Häufige Fehler, die es zu vermeiden gilt
Jahrzehntelange Erfahrung in der Praxis zeigt mehrere häufige Fehler bei der Implementierung des Kontaktschutzes. Sie zu vermeiden ist ebenso wichtig wie die Auswahl der richtigen Komponenten.
Legen Sie keine Flyback-Diode über eine Wechselstromlast oder eine Wechselstrom-Relaisspule. Es fungiert als Gleichrichter und erzeugt während der Hälfte des Wechselstromzyklus einen direkten Kurzschluss. Dadurch wird die Diode zerstört und es kann sein, dass eine Sicherung durchbrennt oder das Netzteil beschädigt wird.
Vergessen Sie nicht den Vorwiderstand in einem RC-Snubber. Ein direkt über Kontakten platzierter Kondensator verursacht beim Schließen der Kontakte sofort einen massiven Einschaltstrom. Dadurch ist es mehr als möglich, sie gleich beim ersten Arbeitsgang zu verschweißen.
Unterdimensionieren Sie die Nennwerte der Komponenten nicht. Ein Überspannungsschutzwiderstand mit unzureichender Nennleistung wird überhitzen und ausfallen. Ein Snubber-Kondensator mit zu niedriger Nennspannung wird kaputtgehen und einen Kurzschluss verursachen. Berücksichtigen Sie stets erhebliche Sicherheitsmargen.

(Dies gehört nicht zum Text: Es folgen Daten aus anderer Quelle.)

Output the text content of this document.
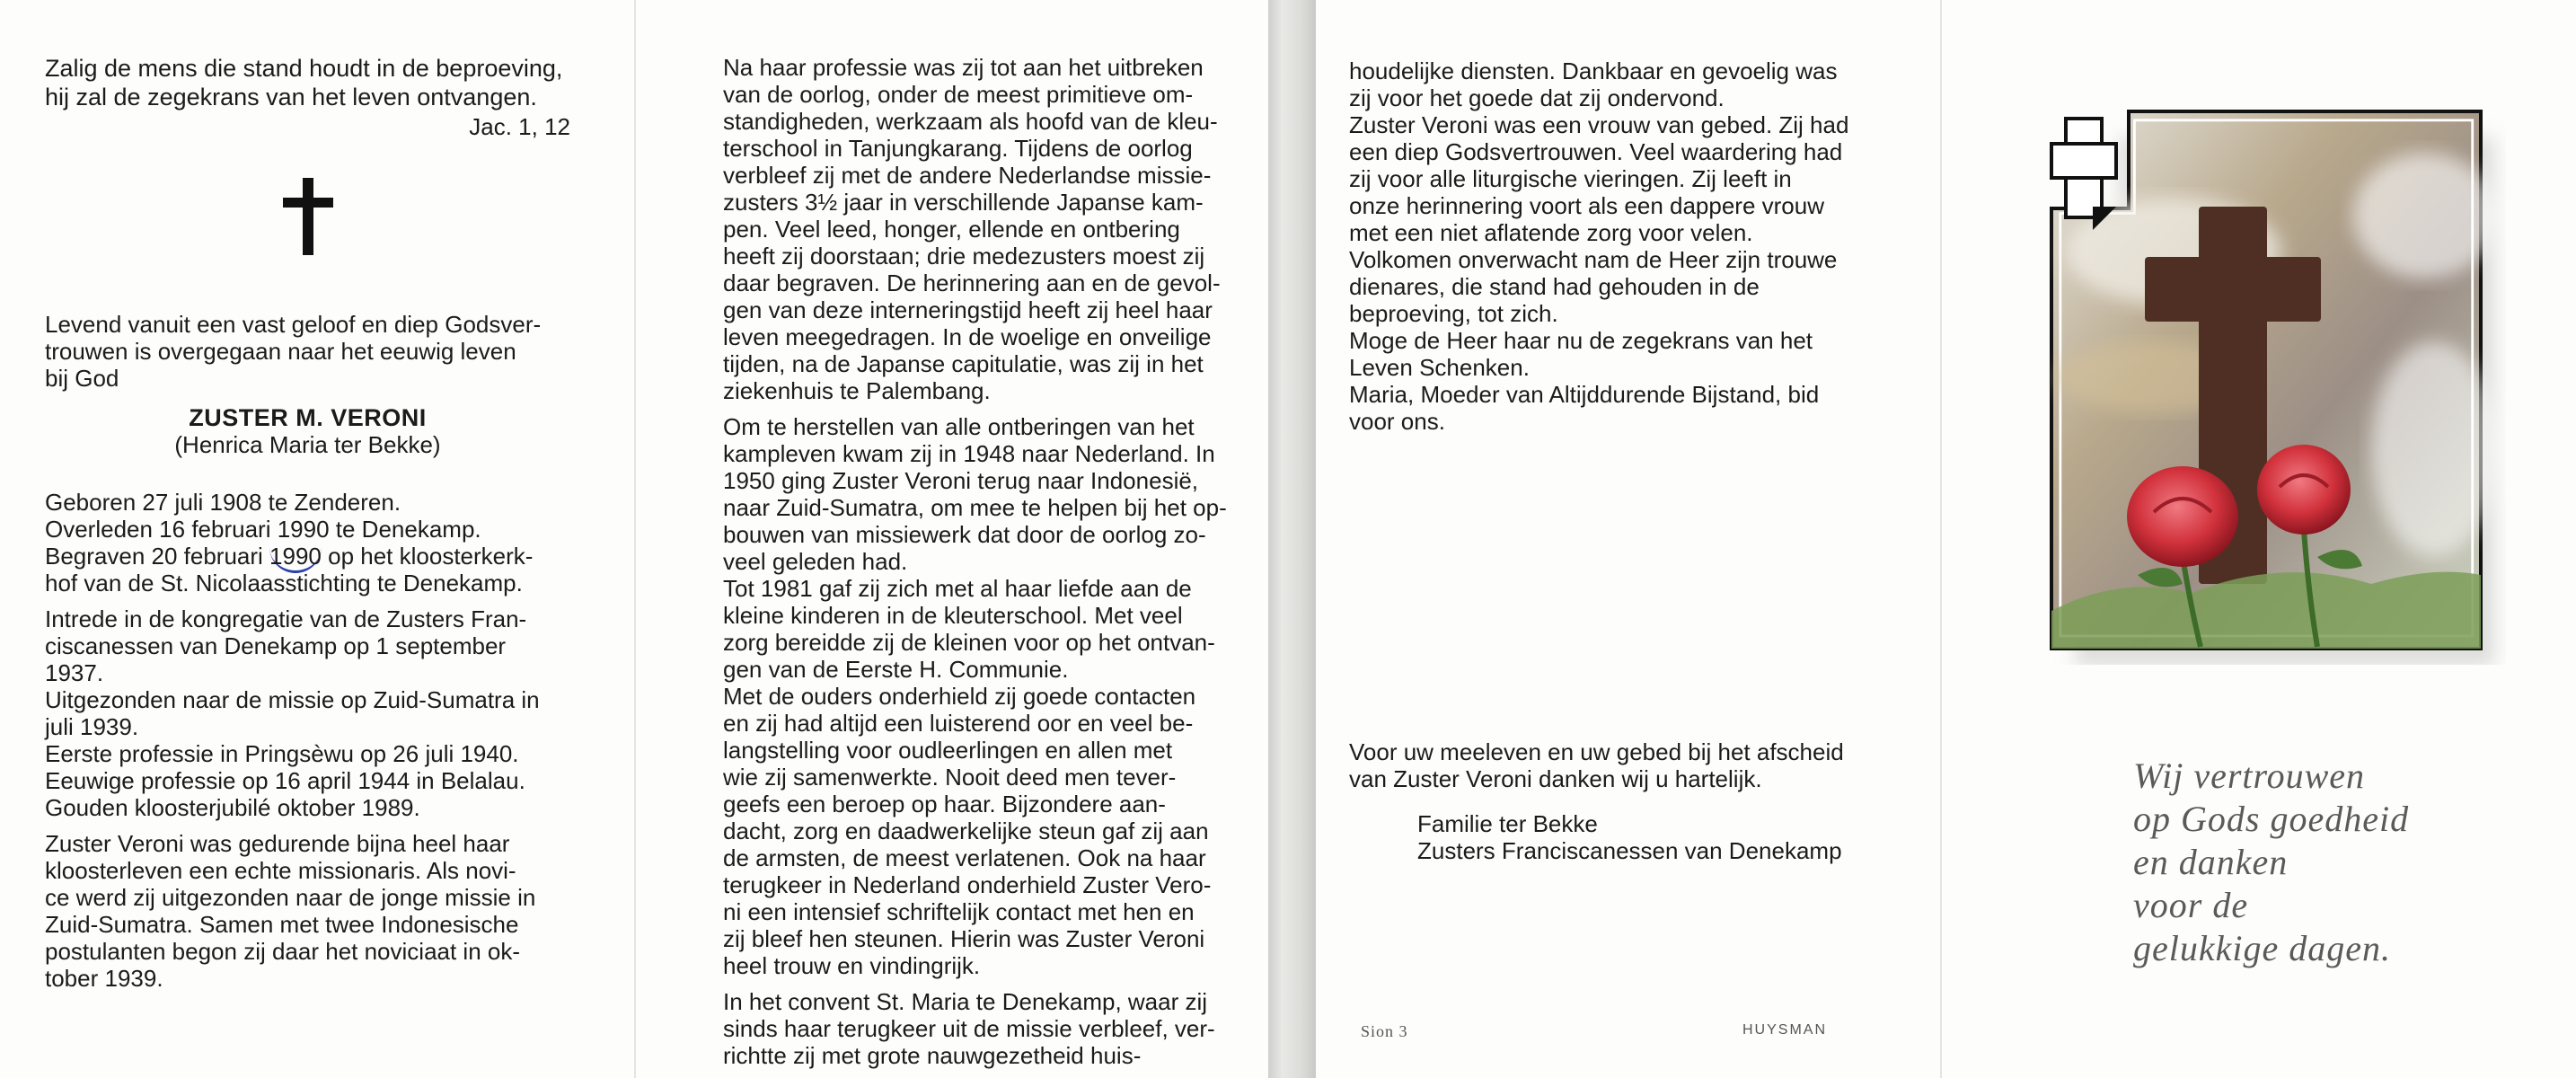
Zalig de mens die stand houdt in de beproeving,
hij zal de zegekrans van het leven ontvangen.
Jac. 1, 12
Levend vanuit een vast geloof en diep Godsver-
trouwen is overgegaan naar het eeuwig leven
bij God
ZUSTER M. VERONI
(Henrica Maria ter Bekke)
Geboren 27 juli 1908 te Zenderen.
Overleden 16 februari 1990 te Denekamp.
Begraven 20 februari 1990 op het kloosterkerk-
hof van de St. Nicolaasstichting te Denekamp.
Intrede in de kongregatie van de Zusters Fran-
ciscanessen van Denekamp op 1 september
1937.
Uitgezonden naar de missie op Zuid-Sumatra in
juli 1939.
Eerste professie in Pringsèwu op 26 juli 1940.
Eeuwige professie op 16 april 1944 in Belalau.
Gouden kloosterjubilé oktober 1989.
Zuster Veroni was gedurende bijna heel haar
kloosterleven een echte missionaris. Als novi-
ce werd zij uitgezonden naar de jonge missie in
Zuid-Sumatra. Samen met twee Indonesische
postulanten begon zij daar het noviciaat in ok-
tober 1939.
Na haar professie was zij tot aan het uitbreken
van de oorlog, onder de meest primitieve om-
standigheden, werkzaam als hoofd van de kleu-
terschool in Tanjungkarang. Tijdens de oorlog
verbleef zij met de andere Nederlandse missie-
zusters 3½ jaar in verschillende Japanse kam-
pen. Veel leed, honger, ellende en ontbering
heeft zij doorstaan; drie medezusters moest zij
daar begraven. De herinnering aan en de gevol-
gen van deze interneringstijd heeft zij heel haar
leven meegedragen. In de woelige en onveilige
tijden, na de Japanse capitulatie, was zij in het
ziekenhuis te Palembang.
Om te herstellen van alle ontberingen van het
kampleven kwam zij in 1948 naar Nederland. In
1950 ging Zuster Veroni terug naar Indonesië,
naar Zuid-Sumatra, om mee te helpen bij het op-
bouwen van missiewerk dat door de oorlog zo-
veel geleden had.
Tot 1981 gaf zij zich met al haar liefde aan de
kleine kinderen in de kleuterschool. Met veel
zorg bereidde zij de kleinen voor op het ontvan-
gen van de Eerste H. Communie.
Met de ouders onderhield zij goede contacten
en zij had altijd een luisterend oor en veel be-
langstelling voor oudleerlingen en allen met
wie zij samenwerkte. Nooit deed men tever-
geefs een beroep op haar. Bijzondere aan-
dacht, zorg en daadwerkelijke steun gaf zij aan
de armsten, de meest verlatenen. Ook na haar
terugkeer in Nederland onderhield Zuster Vero-
ni een intensief schriftelijk contact met hen en
zij bleef hen steunen. Hierin was Zuster Veroni
heel trouw en vindingrijk.
In het convent St. Maria te Denekamp, waar zij
sinds haar terugkeer uit de missie verbleef, ver-
richtte zij met grote nauwgezetheid huis-
houdelijke diensten. Dankbaar en gevoelig was
zij voor het goede dat zij ondervond.
Zuster Veroni was een vrouw van gebed. Zij had
een diep Godsvertrouwen. Veel waardering had
zij voor alle liturgische vieringen. Zij leeft in
onze herinnering voort als een dappere vrouw
met een niet aflatende zorg voor velen.
Volkomen onverwacht nam de Heer zijn trouwe
dienares, die stand had gehouden in de
beproeving, tot zich.
Moge de Heer haar nu de zegekrans van het
Leven Schenken.
Maria, Moeder van Altijddurende Bijstand, bid
voor ons.
Voor uw meeleven en uw gebed bij het afscheid
van Zuster Veroni danken wij u hartelijk.
Familie ter Bekke
Zusters Franciscanessen van Denekamp
Sion 3	HUYSMAN
Wij vertrouwen
op Gods goedheid
en danken
voor de
gelukkige dagen.
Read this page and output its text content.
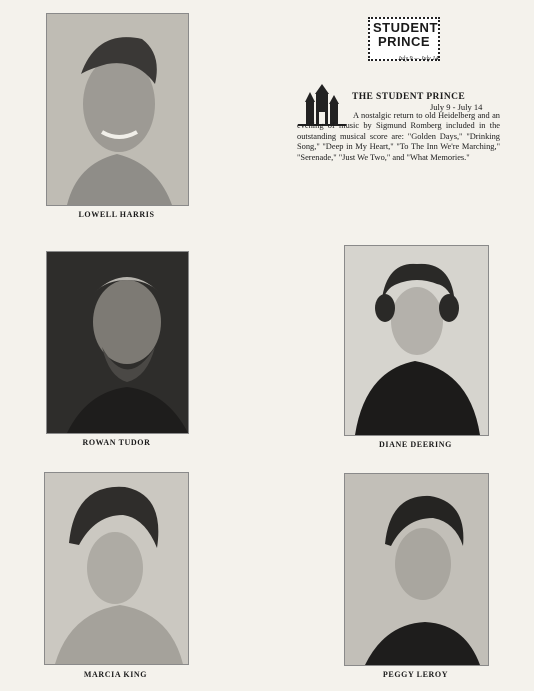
STUDENT
PRINCE
July 9 — July 14
THE STUDENT PRINCE
July 9 - July 14
A nostalgic return to old Heidelberg and an evening of music by Sigmund Romberg included in the outstanding musical score are: "Golden Days," "Drinking Song," "Deep in My Heart," "To The Inn We're Marching," "Serenade," "Just We Two," and "What Memories."
LOWELL HARRIS
ROWAN TUDOR	DIANE DEERING
MARCIA KING	PEGGY LEROY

Platzieren Sie Schutzschaltungen nicht weit entfernt von der Spannungsquelle. Um eine maximale Wirksamkeit zu erzielen, sollten Schutzkomponenten physisch so nah wie möglich an der Komponente platziert werden, die sie schützen. Direkt an den Lastklemmen für Dioden oder direkt an den Relaiskontakten für Snubber. Lange Drähte erhöhen die Induktivität und können die Leistung des Schaltkreises verringern.
Bauen für Langlebigkeit
Die Implementierung der Lichtbogenunterdrückung ist nicht optional. Es ist ein grundlegender Bestandteil eines robusten und zuverlässigen Elektrodesigns. Die zerstörerische Kraft eines unkontrollierten induktiven Stoßes ist der Hauptgrund für einen vorzeitigen Relaisausfall. Wie wir gesehen haben, sind die Lösungen sowohl effektiv als auch zugänglich.
Indem Sie die Ursache der Kontakterosion verstehen und systematisch den richtigen Schutz anwenden-Flyback-Dioden für Gleichstromlasten, RC-Dämpfer für Wechselstromlasten oder MOVs für vorübergehende Überspannungen-können Sie die Frustration unerwarteter Ausfälle überwinden.
Mit diesen Techniken können Sie Systeme entwerfen, die nicht nur funktional, sondern auch langlebig sind. Es ist eine kleine Investition, sich die Zeit zu nehmen, ein paar einfache Komponenten hinzuzufügen. Es zahlt sich enorm in der Zuverlässigkeit aus und verlängert die Lebensdauer des Relais erheblich.